Under topic: bullying

Bullying is widespread and happens in most schools.

As a parent, there are things you should and should not do if your child is experiencing bullying in school. First, tell your child that it is not his or her fault. No child deserves to be made unhappy by constantly being teased and left out of the social group.

Second, do not minimize the situation by telling your child to ignore it and just to walk away. That is easier said than done. Third, go to your child's school and talk about it. This is one situation where it is up to the adults, not the child to solve the problem. Encourage the school to seek solutions. Do not accept the point of view that bullying is normal and therefore not the school's problem. Bullying is not normal. Severe punishment, policing, and strict rules forbidding their behavior will not cause bullies to relinquish their roles. It confirms them. These techniques merely put adults into the role of bullies. There are more proven successful solutions. One is the "No Blame Approach" advocated by Barbara Maines and George Robinson in England. Their view is that bullies will only relinquish their dominance gained at the expense of others by the development of higher values such as empathy and consideration. This very effective program begins by a teacher or counselor listening very carefully to the bullying victim in private.

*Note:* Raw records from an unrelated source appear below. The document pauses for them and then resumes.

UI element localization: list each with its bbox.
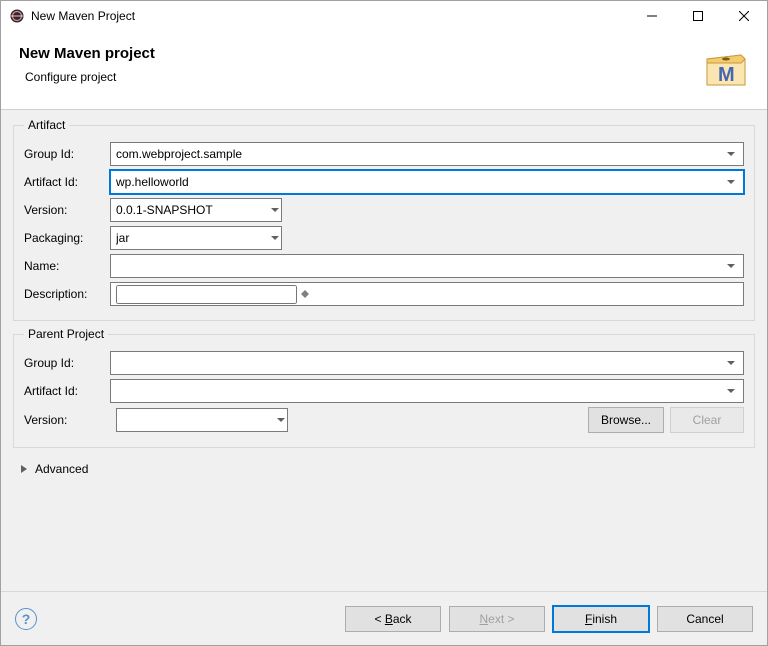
help-icon[interactable]: ?	[15, 608, 37, 630]
version-text[interactable]	[116, 199, 271, 221]
artifact-legend: Artifact	[24, 118, 69, 132]
parent-group-id-input[interactable]	[110, 351, 744, 375]
advanced-label: Advanced	[35, 462, 88, 476]
parent-artifact-id-label: Artifact Id:	[24, 384, 110, 398]
wizard-title: New Maven project	[19, 45, 691, 62]
parent-artifact-id-input[interactable]	[110, 379, 744, 403]
artifact-id-text[interactable]	[116, 171, 724, 193]
chevron-down-icon	[271, 208, 279, 213]
artifact-fieldset: Artifact Group Id: Artifact Id: Version:	[13, 118, 755, 321]
triangle-right-icon	[19, 464, 29, 474]
parent-group-id-text[interactable]	[116, 352, 724, 374]
chevron-down-icon	[724, 389, 738, 394]
group-id-label: Group Id:	[24, 147, 110, 161]
packaging-label: Packaging:	[24, 231, 110, 245]
version-label: Version:	[24, 203, 110, 217]
chevron-down-icon	[271, 236, 279, 241]
parent-version-text[interactable]	[122, 409, 277, 431]
window-title: New Maven Project	[31, 9, 629, 23]
next-button: Next >	[449, 606, 545, 632]
packaging-input[interactable]	[110, 226, 282, 250]
chevron-down-icon	[724, 264, 738, 269]
parent-fieldset: Parent Project Group Id: Artifact Id: Ve…	[13, 327, 755, 448]
svg-text:M: M	[718, 64, 735, 86]
finish-button[interactable]: Finish	[553, 606, 649, 632]
chevron-down-icon	[277, 418, 285, 423]
parent-version-input[interactable]	[116, 408, 288, 432]
version-input[interactable]	[110, 198, 282, 222]
maximize-button[interactable]	[675, 1, 721, 31]
maven-wizard-icon: M	[701, 45, 749, 93]
group-id-input[interactable]	[110, 142, 744, 166]
wizard-button-bar: ? < Back Next > Finish Cancel	[1, 591, 767, 645]
description-input[interactable]	[110, 282, 744, 306]
advanced-toggle[interactable]: Advanced	[13, 454, 755, 484]
window-controls	[629, 1, 767, 31]
form-area: Artifact Group Id: Artifact Id: Version:	[1, 110, 767, 591]
chevron-down-icon	[724, 361, 738, 366]
wizard-subtitle: Configure project	[25, 70, 691, 84]
spinner-icon[interactable]	[297, 290, 313, 298]
clear-button[interactable]: Clear	[670, 407, 744, 433]
artifact-id-label: Artifact Id:	[24, 175, 110, 189]
name-label: Name:	[24, 259, 110, 273]
artifact-id-input[interactable]	[110, 170, 744, 194]
back-button[interactable]: < Back	[345, 606, 441, 632]
browse-button[interactable]: Browse...	[588, 407, 664, 433]
eclipse-icon	[9, 8, 25, 24]
name-text[interactable]	[116, 255, 724, 277]
packaging-text[interactable]	[116, 227, 271, 249]
chevron-down-icon	[724, 152, 738, 157]
titlebar: New Maven Project	[1, 1, 767, 31]
description-label: Description:	[24, 287, 110, 301]
cancel-button[interactable]: Cancel	[657, 606, 753, 632]
parent-artifact-id-text[interactable]	[116, 380, 724, 402]
description-text[interactable]	[116, 285, 297, 304]
chevron-down-icon	[724, 180, 738, 185]
parent-legend: Parent Project	[24, 327, 108, 341]
wizard-header: New Maven project Configure project M	[1, 31, 767, 110]
parent-group-id-label: Group Id:	[24, 356, 110, 370]
parent-version-label: Version:	[24, 413, 110, 427]
group-id-text[interactable]	[116, 143, 724, 165]
close-button[interactable]	[721, 1, 767, 31]
minimize-button[interactable]	[629, 1, 675, 31]
name-input[interactable]	[110, 254, 744, 278]
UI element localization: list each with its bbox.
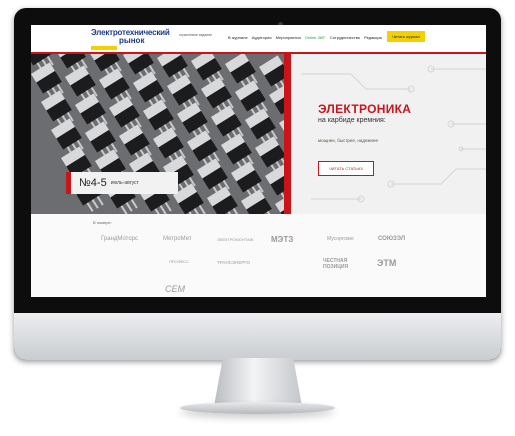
- hero-title: ЭЛЕКТРОНИКА: [318, 102, 412, 116]
- partner-logo[interactable]: Мусоргские: [327, 236, 354, 242]
- issue-months: июль-август: [110, 180, 139, 186]
- hero-subtitle: на карбиде кремния:: [318, 117, 386, 124]
- nav-item-editorial[interactable]: Редакция: [364, 35, 382, 40]
- monitor-stand: [214, 358, 302, 406]
- partner-logo[interactable]: ЭТМ: [377, 258, 396, 268]
- hero-description: мощнее, быстрее, надежнее: [318, 138, 378, 143]
- partners-section: В номере: ГрандМоторс МетроМет ЭЛЕКТРОМО…: [31, 214, 486, 297]
- logo-line2: рынок: [119, 36, 145, 45]
- partner-logo[interactable]: ЭЛЕКТРОМОНТАЖ: [217, 237, 254, 242]
- site-tagline: отраслевое издание: [179, 33, 213, 37]
- circuit-pattern: [301, 65, 486, 203]
- partner-logo[interactable]: CEM: [165, 284, 185, 294]
- monitor-base: [180, 402, 335, 414]
- monitor-chin: [14, 313, 501, 360]
- hero-banner: №4-5 июль-август ЭЛЕКТРОНИКА на карбиде …: [31, 54, 486, 214]
- nav-item-cooperation[interactable]: Сотрудничество: [330, 35, 360, 40]
- issue-number: №4-5: [79, 177, 107, 189]
- read-journal-button[interactable]: Читать журнал: [387, 31, 425, 42]
- nav-item-audience[interactable]: Аудитория: [252, 35, 272, 40]
- hero-red-strip: [284, 54, 291, 214]
- partner-logo[interactable]: ЧЕСТНАЯ ПОЗИЦИЯ: [323, 258, 363, 270]
- main-nav: В журнале Аудитория Мероприятия Online 3…: [228, 35, 385, 40]
- issue-badge: №4-5 июль-август: [66, 172, 178, 194]
- nav-item-events[interactable]: Мероприятия: [276, 35, 301, 40]
- nav-item-online[interactable]: Online 360°: [305, 35, 326, 40]
- partner-logo[interactable]: СОЮЗЭЛ: [378, 236, 405, 242]
- read-article-button[interactable]: ЧИТАТЬ СТАТЬЮ!: [318, 161, 374, 176]
- nav-item-journal[interactable]: В журнале: [228, 35, 248, 40]
- site-logo[interactable]: Электротехнический рынок: [91, 29, 170, 50]
- logo-bar: [91, 46, 117, 50]
- site-header: Электротехнический рынок отраслевое изда…: [31, 25, 486, 54]
- partner-logo[interactable]: ТРАНСЭНЕРГО: [217, 260, 250, 265]
- partners-title: В номере:: [93, 220, 112, 225]
- partner-logo[interactable]: ГрандМоторс: [101, 236, 138, 242]
- website-screen: Электротехнический рынок отраслевое изда…: [31, 25, 486, 297]
- partner-logo[interactable]: МетроМет: [163, 236, 192, 242]
- partner-logo[interactable]: МЭТЗ: [271, 235, 293, 244]
- partner-logo[interactable]: ПРОФЕСС: [169, 259, 189, 264]
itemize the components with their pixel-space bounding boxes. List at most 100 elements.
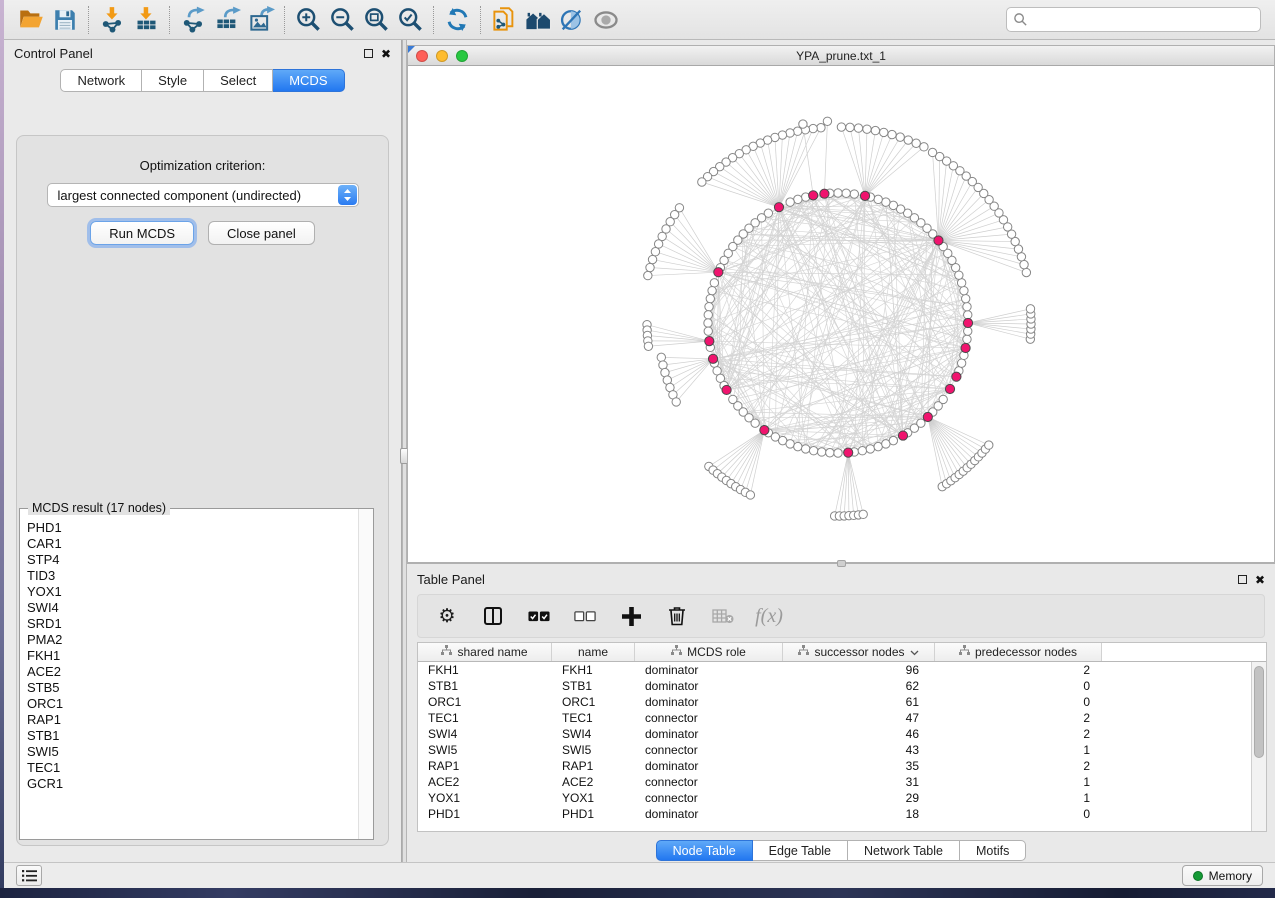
open-file-icon[interactable] (14, 3, 48, 37)
table-row[interactable]: RAP1RAP1dominator352 (418, 758, 1251, 774)
table-row[interactable]: SWI5SWI5connector431 (418, 742, 1251, 758)
cell-predecessor-nodes: 2 (935, 758, 1102, 774)
mcds-result-item[interactable]: SWI5 (27, 744, 358, 760)
table-row[interactable]: ORC1ORC1dominator610 (418, 694, 1251, 710)
mcds-result-group: MCDS result (17 nodes) PHD1CAR1STP4TID3Y… (19, 508, 374, 840)
mcds-result-item[interactable]: STB1 (27, 728, 358, 744)
select-all-rows-icon[interactable] (528, 605, 550, 627)
mcds-result-item[interactable]: YOX1 (27, 584, 358, 600)
column-visibility-icon[interactable] (482, 605, 504, 627)
tab-network-table[interactable]: Network Table (848, 840, 960, 861)
mcds-result-item[interactable]: TID3 (27, 568, 358, 584)
zoom-out-icon[interactable] (325, 3, 359, 37)
table-row[interactable]: ACE2ACE2connector311 (418, 774, 1251, 790)
cell-predecessor-nodes: 0 (935, 678, 1102, 694)
control-panel-tabs: NetworkStyleSelectMCDS (4, 69, 401, 92)
zoom-fit-icon[interactable] (359, 3, 393, 37)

No child deserves to be made unhappy by constantly being teased and left out of the social group.

The circumstances, like who did what, are not important but how the victim feels about what happens is. If possible, the victim should portray how he or she feels by writing it down as a story, drawing a picture about it or making up a poem. Next the teacher has a meeting with six or eight students including those involved either as the bullies, spectators who colluded by not intervening or just observers. The victim does not attend this meeting.

The teacher makes it clear that nobody is going to be blamed or punished.

They are going to talk about how the victim feels because this group can do something about helping the victim. Time is not spent on getting details about what happened, who said what, who started it and so forth.

Rather, the teacher recounts the victim's story in a clear way so that the distress is described. The teacher conveys to the students that they are not bad and can help the victim. The teacher then asks each member of the group to make suggestions about what he or she could do that might help.

The teacher merely lists the ideas, she does not exact any promises. About a week later, the teacher meets each member of the group separately to find out how things are going.

Each meets individually so that the students do not place blame by saying that another student did not do what he said he was going to. At no time does this technique place blame. Nor does it waste time playing detective to find out who did what to whom. The program has proven to be very effective. Bullies have changed for the better. There are other programs available for schools.

One preventative program takes a similar no-blame approach and is entitled: "The Broken Toy". The students see a video depicting the bullying of a twelve year old boy.

The follow-up avoids preaching to the students but attempts to have them appreciate how the bullied child feels. Schools might also consider incorporating cooperative learning lessons into the curriculum as a way for students to learn and practice empathy and consideration of others.

This should be as important a part of their education as reading, writing and arithmetic.

Schools need to be concerned with producing citizens who function well in a democracy. Bullies are incapable of doing this well. And successful little bullies turn into adult bullies who are harder to change into responsible citizens.